What services are offered?
Results reproduction before submission
You created a computer-based workflow as part of your latest paper submission? Great! Now it is time to make sure that your computational steps can be understood and recreated by a third party before you submit the workflow for peer review or publication of a preprint. Such an independent confirmation increases trust in your work.
During results reproduction, an R2S2 team member will evaluate the data and code provided by you (file organisation, documentation, code understandability, etc.) and follow the provided instructions to execute the workflow. We will then report on our results, compared to the ones provided by you, and give general feedback on what you may improve to further increase accessibility, understandability, and reusability for third parties. For more on the general feedback, see "Research compendium creation" below.
- We will not replicate your study (collect new data, use same analysis/code), make it robust (same data, different code/analysis), or generalise your work (different data, different analysis) (see The Turing Way’s definitions [en]).
- The reproduction does not cover the content of your paper, such as checking your research methodology, questioning your conclusions/assumptions, or making direct changes to the work.
- To be able to reproduce your workflow, your workflow or scripts must be based on software/programming language that is available to us, ideally free and open source software. Exemptions may be made for software available to employees of Münster University or where you can provide access for the R2S2 team member./span>
- No High-Performance-Computing (HPC) or Big Data: the R2S2 team does not have sufficient resources to reproduce very complex and extensive computations; please do get in touch if you are unsure if your data is "too big" or if you want to make a case why we should consider your workflow.
- Duration of computations should be under 24 hours on a reasonably sized desktop computer – consider creating a synthetic dataset or subset if this is the case; please do get in touch if you are unsure if your computation takes too long or if you want to make a case why we should consider your workflow./span>
Project set-up consultation and computing environment management
You can make your life and the life of collaborators (e.g., future you or the next PhD student) much easier if you consider reproducibility from the start of a research project. If there are no experts on computational reproducibility or open science at your lab/institute/working group, we are happy to have a conversation with you about your ideas and plans. Let’s try to look ahead into the future and see how you can not only avoid to shoot yourself in the foot, but be very efficient in your day-to-day work habits and score extra points with reviewers and become a reproducible research leader in your community of practice.
You already write R/Python packages and know about notebooks, virtual environments, Binder, version pinning, containers, and virtual machines? Get back to us for a results reproduction!
Research compendium creation
A research compendium accompanies, enhances, or is itself a scientific publication providing data, code, and documentation of a scientific workflow (cf. research-compendium.science [en] for more literature). It provides all materials for others to reproduce, re-use and extend a particular dataset or method. The term has been used in various disciplines to describe the desirable "package" of bits and pieces that make up the real scholarship, for which the article or papers is the "mere advertising" [en].
If you want to practice reproducible research and open science based on computers, a research compendium is a great approach to package computer-based methods for yourself and for sharing them with others. As a result of your consultation, you create an archivable package with all information in one place which is ready to be published in a repository and receive a persistent identifier (e.g., a DOI).

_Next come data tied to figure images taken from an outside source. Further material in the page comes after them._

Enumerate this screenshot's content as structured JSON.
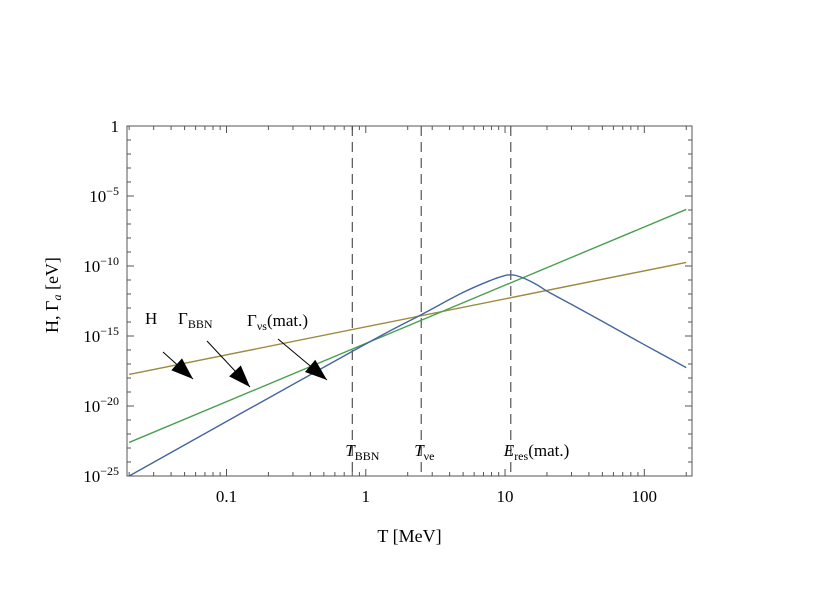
{
  "chart_data": {
    "type": "line",
    "xscale": "log",
    "yscale": "log",
    "xlabel": "T [MeV]",
    "ylabel": "H, Γ_a [eV]",
    "ylabel_parts": {
      "main": "H, Γ",
      "sub": "a",
      "unit": " [eV]"
    },
    "xlim": [
      0.0193,
      220
    ],
    "ylim": [
      1e-25,
      1
    ],
    "x_ticks": [
      {
        "value": 0.1,
        "label": "0.1"
      },
      {
        "value": 1,
        "label": "1"
      },
      {
        "value": 10,
        "label": "10"
      },
      {
        "value": 100,
        "label": "100"
      }
    ],
    "y_ticks": [
      {
        "value": 1,
        "base": "1",
        "exp": ""
      },
      {
        "value": 1e-05,
        "base": "10",
        "exp": "−5"
      },
      {
        "value": 1e-10,
        "base": "10",
        "exp": "−10"
      },
      {
        "value": 1e-15,
        "base": "10",
        "exp": "−15"
      },
      {
        "value": 1e-20,
        "base": "10",
        "exp": "−20"
      },
      {
        "value": 1e-25,
        "base": "10",
        "exp": "−25"
      }
    ],
    "series": [
      {
        "name": "H",
        "color": "#9c8b3e",
        "x": [
          0.02,
          200
        ],
        "y": [
          1.8e-18,
          1.8e-10
        ]
      },
      {
        "name": "Γ_BBN",
        "color": "#4aa050",
        "x": [
          0.02,
          200
        ],
        "y": [
          2.5e-23,
          1.1e-06
        ]
      },
      {
        "name": "Γ_νs(mat.)",
        "color": "#4565a0",
        "x": [
          0.02,
          0.8,
          2.5,
          5,
          8,
          10,
          11,
          12,
          14,
          17,
          20,
          30,
          50,
          100,
          200
        ],
        "y": [
          1e-25,
          8e-17,
          3.3e-14,
          1.3e-12,
          1e-11,
          2.1e-11,
          2.3e-11,
          2.1e-11,
          1.2e-11,
          4.5e-12,
          1.6e-12,
          1.8e-13,
          1.1e-14,
          2.4e-16,
          5.5e-18
        ]
      }
    ],
    "vertical_lines": [
      {
        "name": "T_BBN",
        "x": 0.8,
        "label": {
          "main": "T",
          "sub": "BBN",
          "tail": ""
        }
      },
      {
        "name": "T_νe",
        "x": 2.5,
        "label": {
          "main": "T",
          "sub": "νe",
          "tail": ""
        }
      },
      {
        "name": "E_res(mat.)",
        "x": 11,
        "label": {
          "main": "E",
          "sub": "res",
          "tail": "(mat.)"
        }
      }
    ],
    "annotations": [
      {
        "id": "H",
        "label": {
          "main": "H",
          "sub": "",
          "tail": ""
        }
      },
      {
        "id": "BBN",
        "label": {
          "main": "Γ",
          "sub": "BBN",
          "tail": ""
        }
      },
      {
        "id": "vs",
        "label": {
          "main": "Γ",
          "sub": "νs",
          "tail": "(mat.)"
        }
      }
    ]
  }
}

The compendium is created based on your current material. During the consultation, R2S2 team members will provide suggested code edits to facilitate reproduction and to ensures the transparency and reproducibility of your research, a high ease of access to data and code for others, and independent understandability by others. A research compendium creation may include:
- research data publication
- research software publication
- computing environment definition and publication
- citable data
- citable software
If your research compendium includes data, software, a containerised computing environment, and the possibility for users to manipulate parts of your workflow, then we would like to explore with you the possibility to create an Executable Research Compendium (ERC). The ERC is o2r’s own concept of the "research article of the future". You can learn about it in this publication about ERC [en] and see it in action in this reader’s perspective video [en]).

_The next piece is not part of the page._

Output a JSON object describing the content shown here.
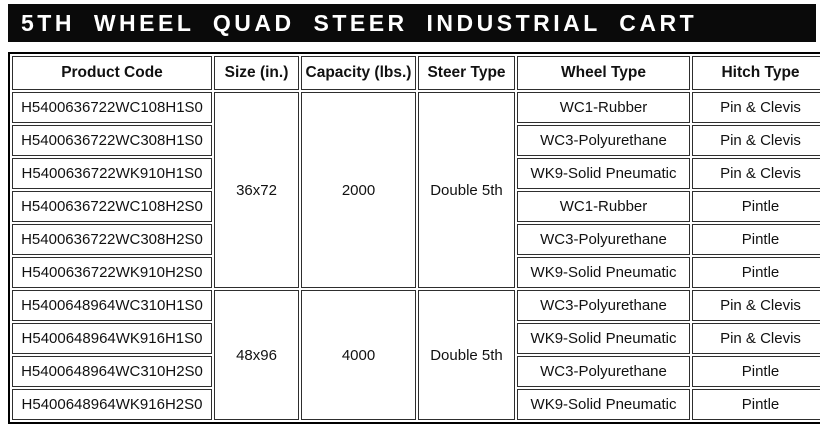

Even if you decide not to publish/submit the research compendium with the article (if journal policies permit) nor after publication of the article, you have the ability to promptly and confidently provide reproduction materials if reviewers or future readers ask for them.
- We may take a look at the paper, but only in so far as how it connects to the other building blocks of your compendium – the same limitations of results reproductions (see above) apply. Of course, we will not share anything before your research is published or your explicit confirmation.
- It may be more suitable to deposit research data and research software independently, or additionally, in different repositories – we try to find the best solution for your case together with you.